After all, another key difference between 1992 and today is …

We’re in a low-return environment

With the days of double-digit returns in the rear-view mirror for the foreseeable future, and interest rates remaining at historically low levels, it’s becoming increasingly difficult to grow one’s super savings without taking on higher levels of risk than before. Couple this with the fact that the SG – originally meant to rise to 12% – is frozen at 9% until 2021, and won’t reach 12% until 2025, there will likely be many Australians falling short of retirement expectations.

Contract work is on the rise

The “gig economy” – the proliferation of short-term contract roles – is becoming a prominent component to the Australian workforce.
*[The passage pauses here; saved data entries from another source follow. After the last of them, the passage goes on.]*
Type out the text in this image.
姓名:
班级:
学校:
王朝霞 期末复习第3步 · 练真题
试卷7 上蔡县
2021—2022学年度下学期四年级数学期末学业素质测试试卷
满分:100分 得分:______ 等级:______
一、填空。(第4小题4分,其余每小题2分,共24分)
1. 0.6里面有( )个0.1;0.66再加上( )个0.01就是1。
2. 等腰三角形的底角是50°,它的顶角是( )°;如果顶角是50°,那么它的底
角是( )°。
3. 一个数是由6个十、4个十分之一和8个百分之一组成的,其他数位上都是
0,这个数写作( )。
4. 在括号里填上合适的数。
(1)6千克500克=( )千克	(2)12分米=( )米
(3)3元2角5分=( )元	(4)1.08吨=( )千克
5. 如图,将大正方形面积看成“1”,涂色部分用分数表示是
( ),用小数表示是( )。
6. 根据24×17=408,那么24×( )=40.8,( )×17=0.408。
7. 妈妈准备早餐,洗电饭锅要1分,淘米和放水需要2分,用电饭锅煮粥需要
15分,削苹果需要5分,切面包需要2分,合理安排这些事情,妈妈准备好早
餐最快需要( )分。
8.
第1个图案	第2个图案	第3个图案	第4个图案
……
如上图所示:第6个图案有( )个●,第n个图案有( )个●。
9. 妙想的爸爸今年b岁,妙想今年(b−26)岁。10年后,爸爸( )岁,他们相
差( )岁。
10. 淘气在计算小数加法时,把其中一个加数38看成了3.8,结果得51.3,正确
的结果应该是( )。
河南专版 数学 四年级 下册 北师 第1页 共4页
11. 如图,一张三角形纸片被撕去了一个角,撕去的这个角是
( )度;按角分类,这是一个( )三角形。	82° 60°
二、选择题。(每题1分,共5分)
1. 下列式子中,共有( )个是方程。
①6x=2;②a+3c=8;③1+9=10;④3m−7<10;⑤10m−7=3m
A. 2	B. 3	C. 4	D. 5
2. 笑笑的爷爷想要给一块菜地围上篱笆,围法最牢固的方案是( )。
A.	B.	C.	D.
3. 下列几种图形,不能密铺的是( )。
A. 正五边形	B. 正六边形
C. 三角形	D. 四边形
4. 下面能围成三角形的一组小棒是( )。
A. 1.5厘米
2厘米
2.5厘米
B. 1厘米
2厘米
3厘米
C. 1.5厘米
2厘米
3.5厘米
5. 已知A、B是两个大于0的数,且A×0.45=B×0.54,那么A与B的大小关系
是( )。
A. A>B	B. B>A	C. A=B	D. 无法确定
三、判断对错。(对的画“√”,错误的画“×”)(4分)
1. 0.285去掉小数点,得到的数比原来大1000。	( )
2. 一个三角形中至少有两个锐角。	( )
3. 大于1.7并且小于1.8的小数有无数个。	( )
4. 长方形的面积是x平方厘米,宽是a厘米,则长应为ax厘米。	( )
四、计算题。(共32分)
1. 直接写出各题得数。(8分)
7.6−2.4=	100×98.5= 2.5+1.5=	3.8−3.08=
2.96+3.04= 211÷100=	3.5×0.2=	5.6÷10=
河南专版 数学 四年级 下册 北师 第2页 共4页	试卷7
As the Association of Superannuation Funds of Australia (ASFA) chief executive, Martin Fahy, noted in a recent speech, there are about three million Australians with “some form of independent work arrangement.”

Given that this share of the workforce is set to increase, how can the “employer-employee relationship at the heart of our occupational pension system,” as Fahy put it, accommodate this? One solution offered was the expansion of the compulsory system, but one does wonder how this would address the complex management arrangements of large multinational contractors like Uber.

A short-term focus in the public

While the very nature of super fund investments is geared towards long-term outcomes, much of the literature and coverage of the industry focuses on short-term competitive performance figures. Assessing the viability of a particular retirement investment based on whether it’s the top-performer in any given year obfuscates the actual purpose of superannuation savings – namely, to fund one’s post-retirement needs over many years.

The drawdown challenge

Adjacent to this, there’s the problem of whether many of the current retirement income products offered by super funds actually do what they say on the tin. If that sounds trite, consider that Challenger’s retirement income chair, Jeremy Cooper, recently wrote that “the industry standard is that accumulation-style products [products designed for investment growth in pre-retiree savings] are presented to retirees as retirement income streams.”

“This is effectively our current default retirement product,” he added.

Cooper supports Treasury’s proposal to add a Retirement Income Covenant, requiring super trustees to develop specific retirement income strategies, into superannuation law. While the proposal has been controversial in some circles, Cooper believes “it has the potential to send a strong normative signal about what is expected of trustees in the retirement phase.”

Necessary changes

It’s not the case that superannuation isn’t “working,” per se. Of course it is – coming back to Fahy, he noted that by 2050 the industry will have reduced the reliance on the full or part Age Pension to less than 50% by 2050, and 30% of those already over-65 are completely self-funded.

But the reality is that the system – and the way we talk about it – is going to need some significant changes to address the needs of a growing population of retirees.